A Road of Our Own

As a parent of a child with an IEP, I now can say with full conviction that negotiating the labyrinth of special education services for your child is a test of patience, a battle of wills, and most assuredly not for the weak.

IMG_0458And it’s a paradox in the extreme–because though you know your child is not like everyone else–and you have the paperwork and occasionally the prescriptions to prove it–you want him treated as if he were.  And as you seek out accommodations to help your child be successful, as a parent you are acutely aware that doing so may very likely set him apart.

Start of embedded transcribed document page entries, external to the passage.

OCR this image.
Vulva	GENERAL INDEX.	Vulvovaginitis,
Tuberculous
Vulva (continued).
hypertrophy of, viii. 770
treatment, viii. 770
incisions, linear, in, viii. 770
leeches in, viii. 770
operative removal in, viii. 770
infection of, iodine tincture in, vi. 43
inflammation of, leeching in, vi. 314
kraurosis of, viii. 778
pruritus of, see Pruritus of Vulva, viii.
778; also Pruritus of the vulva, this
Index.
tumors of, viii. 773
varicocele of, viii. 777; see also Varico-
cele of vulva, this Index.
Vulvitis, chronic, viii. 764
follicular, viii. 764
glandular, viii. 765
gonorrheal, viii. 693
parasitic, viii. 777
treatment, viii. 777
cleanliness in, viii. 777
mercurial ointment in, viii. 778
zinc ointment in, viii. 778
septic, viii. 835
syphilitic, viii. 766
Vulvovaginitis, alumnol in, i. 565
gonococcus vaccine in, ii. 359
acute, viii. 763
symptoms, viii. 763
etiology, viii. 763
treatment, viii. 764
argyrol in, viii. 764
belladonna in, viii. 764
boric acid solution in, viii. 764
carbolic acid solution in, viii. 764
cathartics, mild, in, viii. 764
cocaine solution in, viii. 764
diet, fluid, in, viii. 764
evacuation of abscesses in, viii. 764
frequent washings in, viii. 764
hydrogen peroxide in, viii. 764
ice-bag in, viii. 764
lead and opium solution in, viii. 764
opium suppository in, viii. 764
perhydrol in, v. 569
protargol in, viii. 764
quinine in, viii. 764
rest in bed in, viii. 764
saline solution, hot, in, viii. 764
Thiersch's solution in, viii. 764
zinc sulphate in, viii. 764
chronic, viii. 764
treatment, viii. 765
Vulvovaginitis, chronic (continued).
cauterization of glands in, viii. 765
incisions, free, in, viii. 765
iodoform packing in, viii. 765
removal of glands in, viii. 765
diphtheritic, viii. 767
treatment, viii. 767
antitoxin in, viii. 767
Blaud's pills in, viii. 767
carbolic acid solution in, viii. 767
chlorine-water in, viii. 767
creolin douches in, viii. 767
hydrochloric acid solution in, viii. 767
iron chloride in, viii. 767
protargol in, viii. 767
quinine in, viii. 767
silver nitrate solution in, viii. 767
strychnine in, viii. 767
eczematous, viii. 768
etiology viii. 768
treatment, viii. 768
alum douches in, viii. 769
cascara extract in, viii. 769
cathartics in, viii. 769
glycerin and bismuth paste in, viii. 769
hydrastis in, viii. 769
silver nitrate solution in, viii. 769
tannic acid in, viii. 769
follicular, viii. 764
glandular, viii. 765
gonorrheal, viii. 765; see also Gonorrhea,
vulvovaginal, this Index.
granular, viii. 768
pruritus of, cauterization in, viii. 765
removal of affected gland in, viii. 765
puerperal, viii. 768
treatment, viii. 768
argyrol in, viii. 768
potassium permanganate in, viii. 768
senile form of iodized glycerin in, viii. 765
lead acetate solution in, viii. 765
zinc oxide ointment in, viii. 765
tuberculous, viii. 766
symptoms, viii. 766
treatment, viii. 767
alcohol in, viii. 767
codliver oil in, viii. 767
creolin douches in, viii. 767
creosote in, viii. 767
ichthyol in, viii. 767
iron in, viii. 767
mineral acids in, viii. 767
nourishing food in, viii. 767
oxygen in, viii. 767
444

The path before you is unknown:  Though there have been students with stories similar to your child’s, there is no one exactly like your child.  So, you listen.  You take notes.  And often you take the suggestions of the dedicated professionals whose judgment you have to trust.  They’ve been there before–with someone else’s son or daughter.  You believe they know, that they have the foresight you lack, so you listen–even if the suggestions contradict your own parental instincts.

But there comes a point in a parent of a special education student’s life when you have to silence the advice of the professionals, look into your child’s eyes and heart, and remind yourself that more than anyone you know your child–what he needs at this moment–and that there exists an unassailable connection that gives you the power you may have thought eluded you.

So, you forge a new path for your child–perhaps not the suggested path but the one in your heart and in your mind you believe to be best.

And you hold your breath and hope as you embark on this road less travelled you are doing the right thing.


6 thoughts on “A Road of Our Own

  1. Imagine the challenges of those parents who are other than teacher educated, and then take a deep breath and imagine the parents whose education is limited.

  2. I follow and admire your every move in bringing up your three sons. Keep it up.
    They certainly will make you proud.

    Beverly Adler

  3. Thank you. You have so beautifully expressed how I feel about our path with O.

    “And you hold your breath and hope…”

    Thank you.

  4. I have lived a similar life with my beautiful daughter. Having been through many doctor visits, hospital stays and a myriad of medications and diagnoses, she lives in her own apartment with outside assistance. She will be 45 soon and through this all has a kind heart and educates herself with on line courses. Keep the faith and Dear Sweet Edgar will overcome many insurmountable odds. You are very strong. Hugz to all of you!